Motilal Oswal expects the company’s distribution franchise business to improve in FY22E/FY23E. This, along with continued capex in the regulated distribution business and lower interest costs, should result in 21 percent PAT CAGR over FY21-23E.
Vinod Nair is buoyant about NTPC, Power Grid and Tata Power while Anuj Upadhyay is positive about NTPC, Power Grid and Coal India.
Even though a lot of emphasis is being laid on RES, still 70 percent of India’s power generation is coal based. Indian utility companies are now resorting to domestic coal as the prices of imported coal have soared in a big way.

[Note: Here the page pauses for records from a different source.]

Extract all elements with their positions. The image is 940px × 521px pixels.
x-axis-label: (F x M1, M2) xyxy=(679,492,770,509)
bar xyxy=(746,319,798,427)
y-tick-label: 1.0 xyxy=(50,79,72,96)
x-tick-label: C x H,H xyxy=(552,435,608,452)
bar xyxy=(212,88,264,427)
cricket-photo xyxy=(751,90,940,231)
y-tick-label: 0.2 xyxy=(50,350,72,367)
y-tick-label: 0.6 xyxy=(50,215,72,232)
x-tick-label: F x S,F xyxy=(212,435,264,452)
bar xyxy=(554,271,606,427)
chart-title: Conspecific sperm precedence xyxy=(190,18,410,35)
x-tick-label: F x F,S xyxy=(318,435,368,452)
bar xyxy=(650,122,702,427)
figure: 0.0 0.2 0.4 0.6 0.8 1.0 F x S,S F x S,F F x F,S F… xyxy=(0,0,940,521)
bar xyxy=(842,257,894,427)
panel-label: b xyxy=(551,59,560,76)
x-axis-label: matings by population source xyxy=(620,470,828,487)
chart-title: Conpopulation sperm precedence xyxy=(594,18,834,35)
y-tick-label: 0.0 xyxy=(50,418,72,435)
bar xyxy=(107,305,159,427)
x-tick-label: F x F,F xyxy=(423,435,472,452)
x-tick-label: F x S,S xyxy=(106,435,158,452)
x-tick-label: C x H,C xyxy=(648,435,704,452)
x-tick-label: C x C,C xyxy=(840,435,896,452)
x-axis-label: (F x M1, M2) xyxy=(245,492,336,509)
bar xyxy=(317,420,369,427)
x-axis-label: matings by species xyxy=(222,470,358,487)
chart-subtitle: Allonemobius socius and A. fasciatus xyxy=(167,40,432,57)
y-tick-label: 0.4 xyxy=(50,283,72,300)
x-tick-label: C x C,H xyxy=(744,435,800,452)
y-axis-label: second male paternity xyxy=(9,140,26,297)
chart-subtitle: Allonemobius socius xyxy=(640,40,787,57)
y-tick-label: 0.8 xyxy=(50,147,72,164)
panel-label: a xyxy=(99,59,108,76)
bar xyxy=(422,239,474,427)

Coal India being the largest producer stands to benefit from this increased demand in the short term.
Given these developments, the sector is expected to generate a lot of investor interest in the coming years and Electricity Amendment Bill when passed will be a huge catalyst. Well managed power companies will gain the most. Companies not directly associated with power generation and distribution like Power Finance Corp, REC Ltd and PTC India Financial Services will also stand to benefit in a big way as a result of these reforms.